Para um “brotinho” concorrer à rainha, sua família deveria ser associada ao clube promotor do concurso e ter uma renda que lhe permitisse arcar com os gastos, em especial para confeccionar os hollywoodianos vestidos usados na noitada. Muitas copiavam, das artistas preferidas, não apenas o vestido e o corte de cabelo, mas também o jeito de olhar, falar e andar. Um mês antes do baile, começava a venda dos votos que determinariam, na razão da quantidade vendida, a vencedora. Esta, fosse uma “virgem” ou uma “vamp”, de acordo com os arquétipos difundidos pelo cinema americano, começaria o “discurso de posse” agradecendo aos “leais súditos”. A seguir rainhas e princesas esvoaçavam pelo salão, como borboletas multicores.
Um retrato sintético e ao mesmo tempo fiel desse Brasil ingênuo que se perdeu está em Baile no Elite, samba de breque de João Nogueira e Nei Lopes, que vale a pena transcrever na íntegra: “Fui a um baile no Elite, atendendo a um convite/Do Manuel Garçom (Meu Deus do Céu, que baile bom!)/Que coisa bacana, já do Campo de Santana/Ouvir o velho e bom som: trombone, sax e pistom./O traje era esporte que o calor estava forte/Mas eu fui de jaquetão, para causar boa impressão/Naquele tempo era o requinte o linho S-120/E eu não gostava de blusão (É uma questão de opinião!).
Passei pela portaria, subi a velha escadaria/E penetrei no salão. Quando dei de cara com a Orquestra Tabajara/E o popular Jamelão, cantando só samba-canção. Norato e Norega, Macaxeira e Zé Bodega/Nas palhetas e metais (E tinha outros muitos mais) /No clarinete o Severino solava um choro tão divino/Desses que já não tem mais (E ele era ainda bem rapaz!).
Refeito dessa surpresa, me aboletei na mesa/Que eu tinha já reservado (Até paguei adiantado)/Manoel, que é dos nossos, trouxe um pires de tremoços/Uma cerveja e um traçado (Pra eu não pegar um resfriado)/Tomei minha Brahma, levantei, tirei a dama/E iniciei meu bailado (No puladinho e no cruzado)/Até Trajano e Mário Jorge que são caras que não fogem/Foram embora humilhados (Eu tava mesmo endiabrado!)

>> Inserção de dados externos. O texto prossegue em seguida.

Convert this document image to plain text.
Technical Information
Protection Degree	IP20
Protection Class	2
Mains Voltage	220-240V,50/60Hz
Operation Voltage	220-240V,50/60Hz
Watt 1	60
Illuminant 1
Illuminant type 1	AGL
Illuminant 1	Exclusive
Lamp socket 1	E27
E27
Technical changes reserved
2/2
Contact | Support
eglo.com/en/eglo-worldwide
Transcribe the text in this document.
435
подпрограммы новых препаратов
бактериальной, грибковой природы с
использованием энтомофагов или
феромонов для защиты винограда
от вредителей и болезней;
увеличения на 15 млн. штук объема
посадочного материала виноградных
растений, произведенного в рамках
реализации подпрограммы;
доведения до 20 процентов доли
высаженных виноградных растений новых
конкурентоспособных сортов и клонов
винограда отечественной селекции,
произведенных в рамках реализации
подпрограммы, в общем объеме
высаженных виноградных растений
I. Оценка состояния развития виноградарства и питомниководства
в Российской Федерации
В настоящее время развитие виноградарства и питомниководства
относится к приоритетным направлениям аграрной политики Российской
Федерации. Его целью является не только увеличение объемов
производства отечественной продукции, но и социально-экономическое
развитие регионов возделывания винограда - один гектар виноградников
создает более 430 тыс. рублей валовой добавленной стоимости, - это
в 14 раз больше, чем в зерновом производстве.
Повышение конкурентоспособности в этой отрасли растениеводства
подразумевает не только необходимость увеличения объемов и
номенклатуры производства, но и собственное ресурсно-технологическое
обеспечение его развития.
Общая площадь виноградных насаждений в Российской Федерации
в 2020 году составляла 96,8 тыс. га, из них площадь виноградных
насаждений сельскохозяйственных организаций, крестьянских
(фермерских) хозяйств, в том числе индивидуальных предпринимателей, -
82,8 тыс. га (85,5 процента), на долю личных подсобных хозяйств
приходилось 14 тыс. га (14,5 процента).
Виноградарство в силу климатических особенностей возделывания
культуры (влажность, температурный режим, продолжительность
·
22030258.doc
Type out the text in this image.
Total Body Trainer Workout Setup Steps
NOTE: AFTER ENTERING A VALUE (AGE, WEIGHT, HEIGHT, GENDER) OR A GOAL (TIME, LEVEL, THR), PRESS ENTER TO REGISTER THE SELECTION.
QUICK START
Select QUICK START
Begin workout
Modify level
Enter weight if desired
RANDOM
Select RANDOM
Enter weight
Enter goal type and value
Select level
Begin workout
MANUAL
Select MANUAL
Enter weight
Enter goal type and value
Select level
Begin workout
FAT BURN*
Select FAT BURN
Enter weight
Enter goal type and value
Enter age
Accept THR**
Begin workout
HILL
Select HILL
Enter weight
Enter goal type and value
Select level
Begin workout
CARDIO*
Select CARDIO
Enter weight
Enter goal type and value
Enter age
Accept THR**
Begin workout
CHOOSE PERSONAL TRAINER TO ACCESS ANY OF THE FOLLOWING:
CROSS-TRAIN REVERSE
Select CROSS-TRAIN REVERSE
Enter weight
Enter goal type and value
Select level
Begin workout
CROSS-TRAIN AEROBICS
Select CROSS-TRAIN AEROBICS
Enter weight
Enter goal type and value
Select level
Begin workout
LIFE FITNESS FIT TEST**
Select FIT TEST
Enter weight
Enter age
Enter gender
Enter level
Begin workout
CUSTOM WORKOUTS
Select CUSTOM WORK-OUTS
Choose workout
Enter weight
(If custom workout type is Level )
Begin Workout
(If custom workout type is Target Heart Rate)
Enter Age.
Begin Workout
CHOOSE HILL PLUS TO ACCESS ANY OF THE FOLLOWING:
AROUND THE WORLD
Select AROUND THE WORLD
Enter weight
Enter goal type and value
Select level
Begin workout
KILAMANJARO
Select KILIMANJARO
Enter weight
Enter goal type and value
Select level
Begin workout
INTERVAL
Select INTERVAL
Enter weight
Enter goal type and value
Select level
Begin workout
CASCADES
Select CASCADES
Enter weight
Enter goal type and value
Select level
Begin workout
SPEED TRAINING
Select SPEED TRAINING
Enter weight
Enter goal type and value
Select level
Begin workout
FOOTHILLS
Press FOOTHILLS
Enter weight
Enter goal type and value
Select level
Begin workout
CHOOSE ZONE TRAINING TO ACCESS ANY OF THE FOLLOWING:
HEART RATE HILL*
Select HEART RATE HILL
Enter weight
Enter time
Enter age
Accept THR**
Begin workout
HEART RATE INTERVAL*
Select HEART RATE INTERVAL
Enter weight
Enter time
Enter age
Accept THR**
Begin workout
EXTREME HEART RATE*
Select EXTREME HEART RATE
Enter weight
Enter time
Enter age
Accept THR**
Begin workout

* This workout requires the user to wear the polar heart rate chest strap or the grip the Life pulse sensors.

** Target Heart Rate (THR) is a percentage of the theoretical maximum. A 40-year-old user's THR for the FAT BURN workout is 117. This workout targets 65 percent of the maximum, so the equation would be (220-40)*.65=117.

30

Quando o astro-rei já raiava e a Tabajara caprichava/Seus acordes finais (Para tristeza dos casais)/Toquei a pequena, feito artista de cinema/Em cenas sentimentais (à luz de um abajur lilás). Num quarto sem forro, perto do pronto-socorro/Uma sirene me acordou (em estado desesperador)/Me levantei lavei o rosto, quase morro de desgosto/Pois foi um sonho e se acabou (Seu Nelson Motta deu a nota que hoje o som é rock and roll. A Tabajara é muito cara e o velho tempo já passou!)”.